The UC Davis Cancer Center, along with other national cancer centers, endorsed an increase in the amount of HPV vaccinations in order to combat the possibility of cancer from the start. HPV vaccinations will allow individuals to reduce their chances of getting HPV-related cancer, as the vaccinations prevent HPV before engaging in sexual activity.

“HPV infections are associated with many different cancers,” said Dean Blumberg, an associate professor and chief of pediatric infectious diseases at UC Davis Children’s Hospital. “There are different types of HPV strains that lead to these cancers.”

HPV infections are often linked to cervical cancer in women, but this is not the only cancer that can arise from HPV. The human papillomavirus is a risk for both men and women. While the protection against cervical cancer is stressed, males are equally at risk for these HPV-related cancers.

“Even though [HPV] is associated with cervical cancer, [doctors] are seeing more diagnoses of throat cancer, penile cancer and other types of cancer,” said Julie Dang, the director of community engagement and outreach at UC Davis Comprehensive Cancer Center.

Despite the fact that HPV vaccinations can help prevent these cancers, the rates at which people get these vaccinations are relatively low. There are a multitude of reasons why vaccination rates remain low, ranging from personal preferences to other social issues.

“The thing is, there is a misconception about the vaccine and how parents think that getting the vaccine is like a card to be sexually promiscuous,” Dang said. “It’s really not, it’s more about protecting yourself.”

According to Dang, the misconceptions surrounding the vaccination are the reason why there are low vaccination rates. HPV vaccination rates are especially low in minority communities, not only due to the lack of education on the topic, but also the stigma around vaccinations for sexually transmitted diseases. Despite this, the benefits of obtaining this small series of vaccinations outweigh the negative stigma surrounding children and teens obtaining the vaccine, according to medical professionals.
Currently, the recommendations from Center for Disease Control include two shots six months apart for children 11 to 12 years old and three shots for men and women ages 15 to 26.  

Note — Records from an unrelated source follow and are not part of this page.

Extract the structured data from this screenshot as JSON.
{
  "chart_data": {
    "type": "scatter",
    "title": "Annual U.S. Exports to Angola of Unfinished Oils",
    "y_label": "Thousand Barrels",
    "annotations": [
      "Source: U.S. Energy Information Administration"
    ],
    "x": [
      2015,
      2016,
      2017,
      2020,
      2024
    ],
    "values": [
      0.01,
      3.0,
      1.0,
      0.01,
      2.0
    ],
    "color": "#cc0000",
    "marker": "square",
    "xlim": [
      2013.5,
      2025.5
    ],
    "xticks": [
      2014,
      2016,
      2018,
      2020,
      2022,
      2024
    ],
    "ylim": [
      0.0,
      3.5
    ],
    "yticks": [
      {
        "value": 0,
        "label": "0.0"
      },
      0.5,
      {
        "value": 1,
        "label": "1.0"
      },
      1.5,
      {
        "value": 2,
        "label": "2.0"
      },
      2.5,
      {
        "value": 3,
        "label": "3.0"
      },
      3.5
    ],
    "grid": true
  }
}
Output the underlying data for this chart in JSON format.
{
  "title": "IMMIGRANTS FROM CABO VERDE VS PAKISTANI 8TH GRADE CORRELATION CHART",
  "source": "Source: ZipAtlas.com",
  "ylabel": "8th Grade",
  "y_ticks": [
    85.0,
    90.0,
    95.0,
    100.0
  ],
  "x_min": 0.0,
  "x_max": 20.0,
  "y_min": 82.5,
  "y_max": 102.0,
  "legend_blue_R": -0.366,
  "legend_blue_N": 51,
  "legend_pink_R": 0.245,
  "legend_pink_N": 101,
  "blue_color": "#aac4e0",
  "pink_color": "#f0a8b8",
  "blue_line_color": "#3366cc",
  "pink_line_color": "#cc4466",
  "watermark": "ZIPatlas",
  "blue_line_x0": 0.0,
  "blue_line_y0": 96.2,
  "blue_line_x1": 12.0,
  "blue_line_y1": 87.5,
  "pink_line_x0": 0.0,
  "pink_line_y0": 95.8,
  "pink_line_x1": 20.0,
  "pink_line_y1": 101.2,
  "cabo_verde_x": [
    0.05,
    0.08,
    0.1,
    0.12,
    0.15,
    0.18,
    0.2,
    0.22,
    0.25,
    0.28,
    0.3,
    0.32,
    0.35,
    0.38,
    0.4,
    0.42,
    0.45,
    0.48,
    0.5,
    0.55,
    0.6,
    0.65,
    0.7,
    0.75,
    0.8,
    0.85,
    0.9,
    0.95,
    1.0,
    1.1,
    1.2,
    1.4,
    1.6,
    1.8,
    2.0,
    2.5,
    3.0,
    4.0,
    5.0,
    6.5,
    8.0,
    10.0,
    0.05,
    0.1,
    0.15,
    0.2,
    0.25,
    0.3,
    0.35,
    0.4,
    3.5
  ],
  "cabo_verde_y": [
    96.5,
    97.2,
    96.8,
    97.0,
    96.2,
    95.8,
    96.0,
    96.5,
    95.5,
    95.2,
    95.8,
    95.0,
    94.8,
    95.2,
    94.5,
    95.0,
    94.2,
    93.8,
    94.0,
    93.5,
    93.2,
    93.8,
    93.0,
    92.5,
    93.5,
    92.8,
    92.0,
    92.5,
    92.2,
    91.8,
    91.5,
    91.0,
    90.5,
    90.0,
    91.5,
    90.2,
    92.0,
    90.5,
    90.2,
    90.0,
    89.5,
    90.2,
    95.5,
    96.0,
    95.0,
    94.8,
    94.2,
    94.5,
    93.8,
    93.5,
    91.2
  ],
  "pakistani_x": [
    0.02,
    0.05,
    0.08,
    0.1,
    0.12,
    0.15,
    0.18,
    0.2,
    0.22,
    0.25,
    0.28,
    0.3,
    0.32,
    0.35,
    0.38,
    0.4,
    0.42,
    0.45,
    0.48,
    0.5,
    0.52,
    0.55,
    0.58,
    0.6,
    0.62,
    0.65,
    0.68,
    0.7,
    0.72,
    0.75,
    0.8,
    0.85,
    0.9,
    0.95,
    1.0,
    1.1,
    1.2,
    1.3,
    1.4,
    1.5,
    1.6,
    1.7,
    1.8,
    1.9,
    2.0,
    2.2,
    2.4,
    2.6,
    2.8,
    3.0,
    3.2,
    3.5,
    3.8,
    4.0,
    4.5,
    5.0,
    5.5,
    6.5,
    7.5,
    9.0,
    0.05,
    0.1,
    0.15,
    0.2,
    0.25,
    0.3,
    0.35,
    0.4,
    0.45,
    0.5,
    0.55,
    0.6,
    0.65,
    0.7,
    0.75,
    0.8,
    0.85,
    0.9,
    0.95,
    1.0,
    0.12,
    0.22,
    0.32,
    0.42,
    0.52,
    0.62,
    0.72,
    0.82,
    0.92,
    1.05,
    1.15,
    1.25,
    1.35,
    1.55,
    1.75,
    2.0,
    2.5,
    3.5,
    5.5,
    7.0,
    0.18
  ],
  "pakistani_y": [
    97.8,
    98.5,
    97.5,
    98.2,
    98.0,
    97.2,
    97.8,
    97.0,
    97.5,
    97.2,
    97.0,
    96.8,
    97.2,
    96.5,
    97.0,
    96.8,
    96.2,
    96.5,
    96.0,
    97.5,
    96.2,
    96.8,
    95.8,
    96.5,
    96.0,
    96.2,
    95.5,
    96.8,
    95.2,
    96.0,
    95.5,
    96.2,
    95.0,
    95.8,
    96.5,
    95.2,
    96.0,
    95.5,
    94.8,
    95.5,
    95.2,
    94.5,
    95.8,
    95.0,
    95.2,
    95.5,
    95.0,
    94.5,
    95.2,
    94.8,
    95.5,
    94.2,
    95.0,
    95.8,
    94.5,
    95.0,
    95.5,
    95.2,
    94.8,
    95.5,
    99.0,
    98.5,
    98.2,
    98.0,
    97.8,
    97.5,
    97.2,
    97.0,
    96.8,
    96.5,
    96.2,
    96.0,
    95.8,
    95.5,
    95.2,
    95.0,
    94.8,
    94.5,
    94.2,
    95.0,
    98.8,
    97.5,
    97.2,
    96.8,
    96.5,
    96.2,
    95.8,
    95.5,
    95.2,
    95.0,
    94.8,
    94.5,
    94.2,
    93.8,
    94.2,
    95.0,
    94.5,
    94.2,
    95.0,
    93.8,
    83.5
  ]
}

“The vaccination rates are unfortunately not as high as we would like,” Blumberg said.

The UC Davis Comprehensive Cancer Center and other cancer centers across the nation strive to increase these vaccination rates.

This endorsement is only a small step toward HPV cancer prevention, on the larger scale prevention will only occur with the increase in education and understanding of these vaccinations. Through UC Davis and other cancer center’s joint efforts, the HPV vaccination will be placed on the forefront of cancer prevention.